Below you can find our simple guidelines on how to fill in the form and some information on key questions. Remember, the Commission wants to know what you think, and if you’re hesitating, think about how many people lives will be touched by this policy.
How to fill in the form
- It will only take 5 minutes of your time.
- Questions 6 - 10 all relate to the criminalisation of those offering humanitarian assistance to migrants.
- If you’re limited on time, questions 8 and 10 are the most important to answer in order to get the message across that people offering humanitarian assistance to migrants should not face criminal charges.
- You do not have to answer all the questions nor do you have to fill in the empty spaces that encourage you to ‘elaborate’ your answer.
- You can fill in the form in any of the official EU languages.
- The first three questions are the only mandatory questions (they are about you--are you an individual, NGO, etc. etc.).
Answering this question is mandatory. It asks if you feel current law on migrant smuggling is sufficient for its purpose. Since we know it does not explicitly make humanitarian assistance in the context of migration legal, we would answer 'no' to this question.

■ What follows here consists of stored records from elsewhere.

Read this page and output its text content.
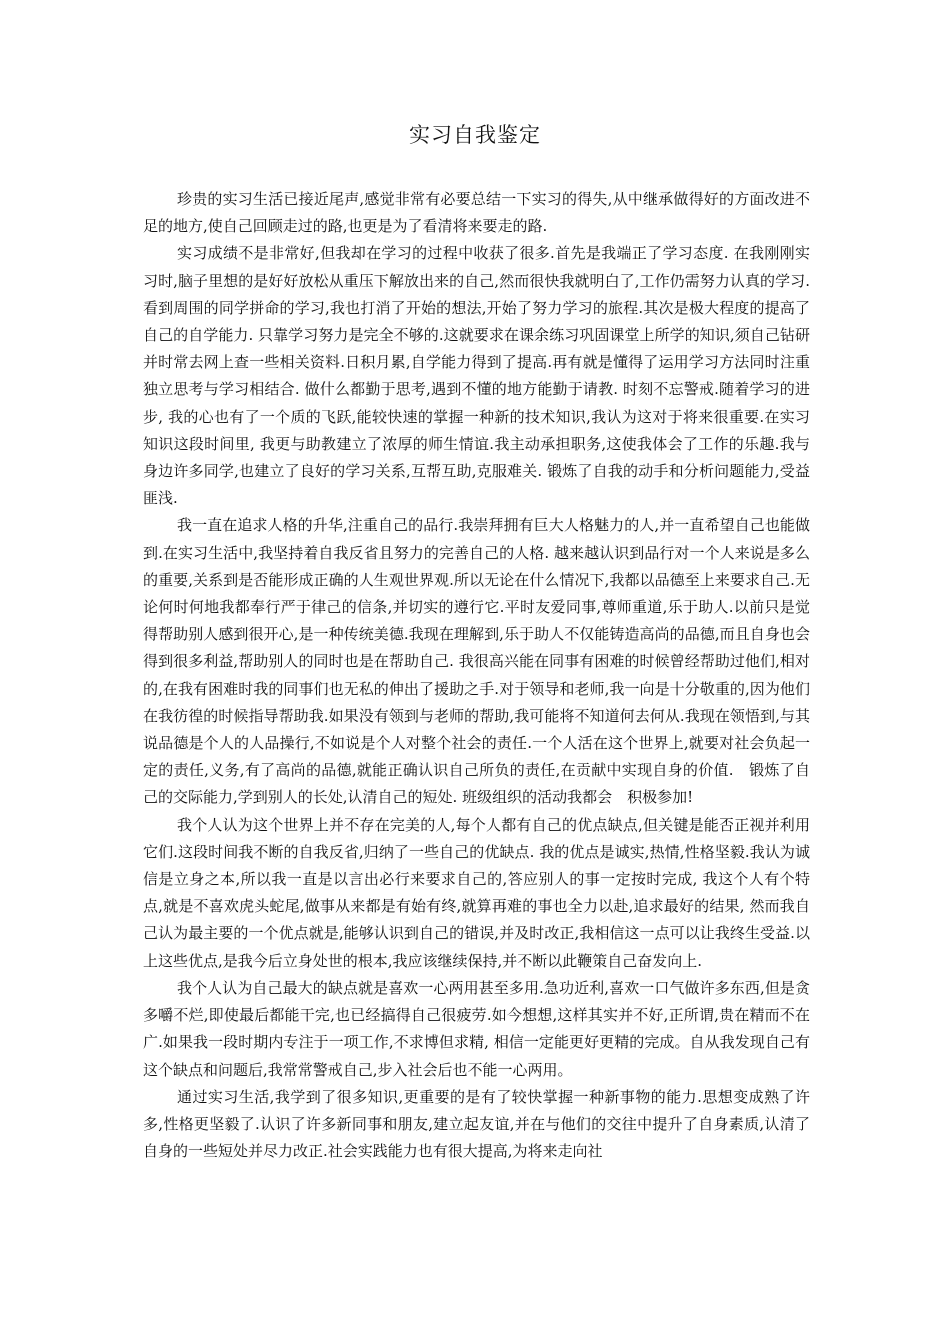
实习自我鉴定

珍贵的实习生活已接近尾声,感觉非常有必要总结一下实习的得失,从中继承做得好的方面改进不足的地方,使自己回顾走过的路,也更是为了看清将来要走的路.

实习成绩不是非常好,但我却在学习的过程中收获了很多.首先是我端正了学习态度. 在我刚刚实习时,脑子里想的是好好放松从重压下解放出来的自己,然而很快我就明白了,工作仍需努力认真的学习.看到周围的同学拼命的学习,我也打消了开始的想法,开始了努力学习的旅程.其次是极大程度的提高了自己的自学能力. 只靠学习努力是完全不够的.这就要求在课余练习巩固课堂上所学的知识,须自己钻研并时常去网上查一些相关资料.日积月累,自学能力得到了提高.再有就是懂得了运用学习方法同时注重独立思考与学习相结合. 做什么都勤于思考,遇到不懂的地方能勤于请教. 时刻不忘警戒.随着学习的进步, 我的心也有了一个质的飞跃,能较快速的掌握一种新的技术知识,我认为这对于将来很重要.在实习知识这段时间里, 我更与助教建立了浓厚的师生情谊.我主动承担职务,这使我体会了工作的乐趣.我与身边许多同学,也建立了良好的学习关系,互帮互助,克服难关. 锻炼了自我的动手和分析问题能力,受益匪浅.

我一直在追求人格的升华,注重自己的品行.我崇拜拥有巨大人格魅力的人,并一直希望自己也能做到.在实习生活中,我坚持着自我反省且努力的完善自己的人格. 越来越认识到品行对一个人来说是多么的重要,关系到是否能形成正确的人生观世界观.所以无论在什么情况下,我都以品德至上来要求自己.无论何时何地我都奉行严于律己的信条,并切实的遵行它.平时友爱同事,尊师重道,乐于助人.以前只是觉得帮助别人感到很开心,是一种传统美德.我现在理解到,乐于助人不仅能铸造高尚的品德,而且自身也会得到很多利益,帮助别人的同时也是在帮助自己. 我很高兴能在同事有困难的时候曾经帮助过他们,相对的,在我有困难时我的同事们也无私的伸出了援助之手.对于领导和老师,我一向是十分敬重的,因为他们在我彷徨的时候指导帮助我.如果没有领到与老师的帮助,我可能将不知道何去何从.我现在领悟到,与其说品德是个人的人品操行,不如说是个人对整个社会的责任.一个人活在这个世界上,就要对社会负起一定的责任,义务,有了高尚的品德,就能正确认识自己所负的责任,在贡献中实现自身的价值.　锻炼了自己的交际能力,学到别人的长处,认清自己的短处. 班级组织的活动我都会　积极参加!

我个人认为这个世界上并不存在完美的人,每个人都有自己的优点缺点,但关键是能否正视并利用它们.这段时间我不断的自我反省,归纳了一些自己的优缺点. 我的优点是诚实,热情,性格坚毅.我认为诚信是立身之本,所以我一直是以言出必行来要求自己的,答应别人的事一定按时完成, 我这个人有个特点,就是不喜欢虎头蛇尾,做事从来都是有始有终,就算再难的事也全力以赴,追求最好的结果, 然而我自己认为最主要的一个优点就是,能够认识到自己的错误,并及时改正,我相信这一点可以让我终生受益.以上这些优点,是我今后立身处世的根本,我应该继续保持,并不断以此鞭策自己奋发向上.

我个人认为自己最大的缺点就是喜欢一心两用甚至多用.急功近利,喜欢一口气做许多东西,但是贪多嚼不烂,即使最后都能干完,也已经搞得自己很疲劳.如今想想,这样其实并不好,正所谓,贵在精而不在广.如果我一段时期内专注于一项工作,不求博但求精, 相信一定能更好更精的完成。自从我发现自己有这个缺点和问题后,我常常警戒自己,步入社会后也不能一心两用。

通过实习生活,我学到了很多知识,更重要的是有了较快掌握一种新事物的能力.思想变成熟了许多,性格更坚毅了.认识了许多新同事和朋友,建立起友谊,并在与他们的交往中提升了自身素质,认清了自身的一些短处并尽力改正.社会实践能力也有很大提高,为将来走向社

Asks what are the key issues affecting EU law in this matter. While you can give multiple answers here and many of them are important. But if you indicate ‘insufficient protection of those providing humanitarian assistance’ (fourth from the top) this one relates specifically to the campaign and the problem of humanitarian assistance being criminalised.

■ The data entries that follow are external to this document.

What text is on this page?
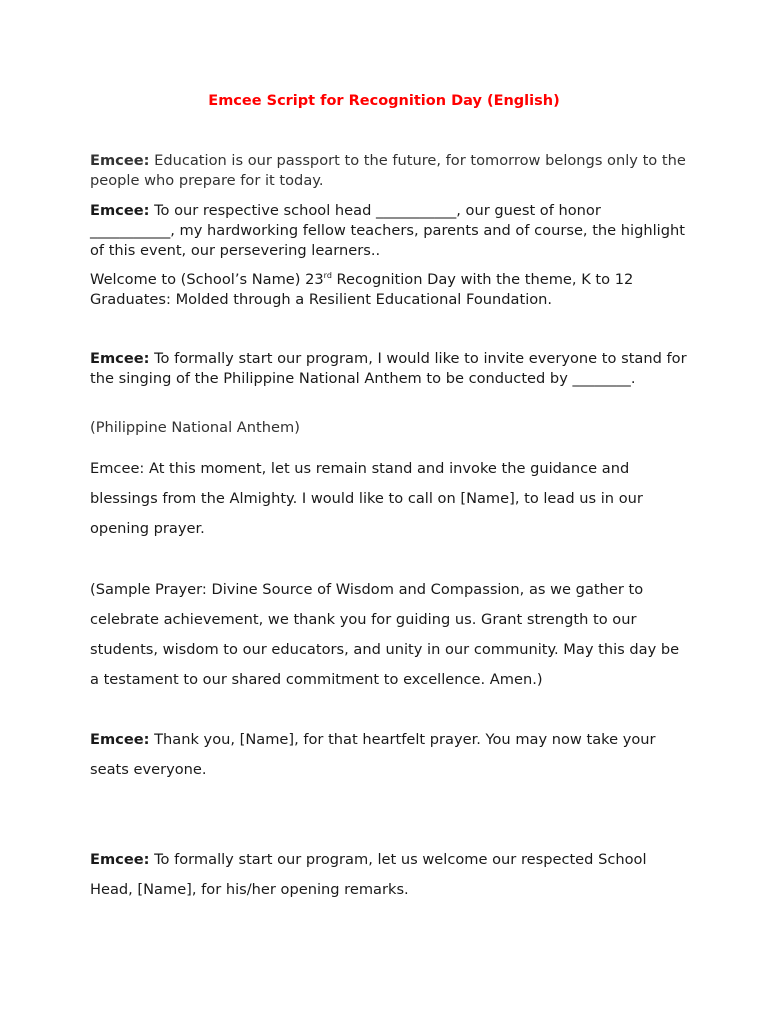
Emcee Script for Recognition Day (English)
Emcee: Education is our passport to the future, for tomorrow belongs only to the people who prepare for it today.
Emcee: To our respective school head ___________, our guest of honor ___________, my hardworking fellow teachers, parents and of course, the highlight of this event, our persevering learners..
Welcome to (School’s Name) 23rd Recognition Day with the theme, K to 12 Graduates: Molded through a Resilient Educational Foundation.
Emcee: To formally start our program, I would like to invite everyone to stand for the singing of the Philippine National Anthem to be conducted by ________.
(Philippine National Anthem)
Emcee: At this moment, let us remain stand and invoke the guidance and blessings from the Almighty. I would like to call on [Name], to lead us in our opening prayer.
(Sample Prayer: Divine Source of Wisdom and Compassion, as we gather to celebrate achievement, we thank you for guiding us. Grant strength to our students, wisdom to our educators, and unity in our community. May this day be a testament to our shared commitment to excellence. Amen.)
Emcee: Thank you, [Name], for that heartfelt prayer. You may now take your seats everyone.
Emcee: To formally start our program, let us welcome our respected School Head, [Name], for his/her opening remarks.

Asks if the definition of the crime of human smuggling is clear enough in the current law. Since the current law does not explicitly make humanitarian assistance in this context legal, we would answer ‘No’, current law is not clear enough in this sense.
In technical terms, we recommend the definition of the crime be changed to look like this (which you can also use as an example): Article 1(2) of the Facilitation Directive (2002/90/EC) should be revised to state that Member States “shall not impose sanctions” on those who provide humanitarian assistance on a not for profit basis to undocumented migrants.
This Article currently gives Member States the option not to sanction providers of humanitarian assistance, but does not discourage them from doing so.
This question asks if only those people who gain financially from bringing people across borders irregularly should face charges or if anyone who does this, regardless of if there is a financial gain or not, should be charged.
The difference here is the following: a migrant smuggler is someone who is paid by people to bring them across borders irregularly. Migrant smugglers gain financially from the suffering and desperation of other human beings. On the other hand, when people offer life-saving humanitarian assistance in the form of bringing individuals from the sea to safety on dry land, there is no financial gain, it is just an act of humanity.
If you feel the second group (people offering life-saving humanitarian assistance) should not face criminal charges, you would answer ‘Yes’ to this question. EU law should not be more restrictive than UN law, and should therefore be revised in line with this law which clearly states that facilitation is punishable only if proven to be for profit or gain.
It is necessary to refer to financial gain to make clear that assistance for humanitarian and human rights reasons is not criminalised. The UN addresses this issue by excluding “family members or support groups such as religious or non-governmental organisations from punishment”.
This questions asks if the EU should make sure that all of the people who offer aid and humanitarian assistance to refugees are protected from prosecution. Should the EU protect people who save children from drowning off the coast of a Greek island from facing criminal charges as a migrant smuggler? If you think yes, then answer yes.
Here you are given the possibility to elaborate on your answer. We recommend you use your own words why you think it is important.
If you would like to read some more about the arguments you can refer to the two studies below:
The European Commission consults with different bodies (other EU institutions, experts, citizens, NGOs, etc.) when proposing new legislation and when modifying currently existing legislation. Depending on the type of initiative they are working on, the Commission offers different opportunities for citizens to give their input into these processes.
One of the Commission’s priorities for 2016 is Migration, and part of their work on this topic includes ‘migrant smuggling’. The Commission has singled this out as a key area of action in order to tackle what has with increasing frequency been referred to as the ‘refugee crisis’.
Migrant smuggling is a consequence of insufficient EU policies that do not meet the need for accessible and regular channels to enter the EU (for protection, family reunification, work or study) . This is why people continue to resort to the services provided by smugglers. The specific questions of this consultation are extremely relevant for the well-being and human rights of some of the most vulnerable people escaping war and persecution.
The consultation on Migrant Smuggling refers to the Facilitation Directive (named ‘Directive 2002/90/EC’) which states that anyone who is helping undocumented migrants enter or move through Europe are breaking the law. This directive does not outright protect individuals who are offering humanitarian assistance. So people who are saving migrants from drowning in the Aegean Sea for example can be arrested for migrant smuggling. Good samaritans can be fined for offering migrants a cup of tea and biscuits in their home, as recently happened in Denmark.
It is important to make sure that those people who want to be helping the most vulnerable continue to do so without fearing punishment, and since the European Commission is asking for our opinions on this, we should tell them what we think.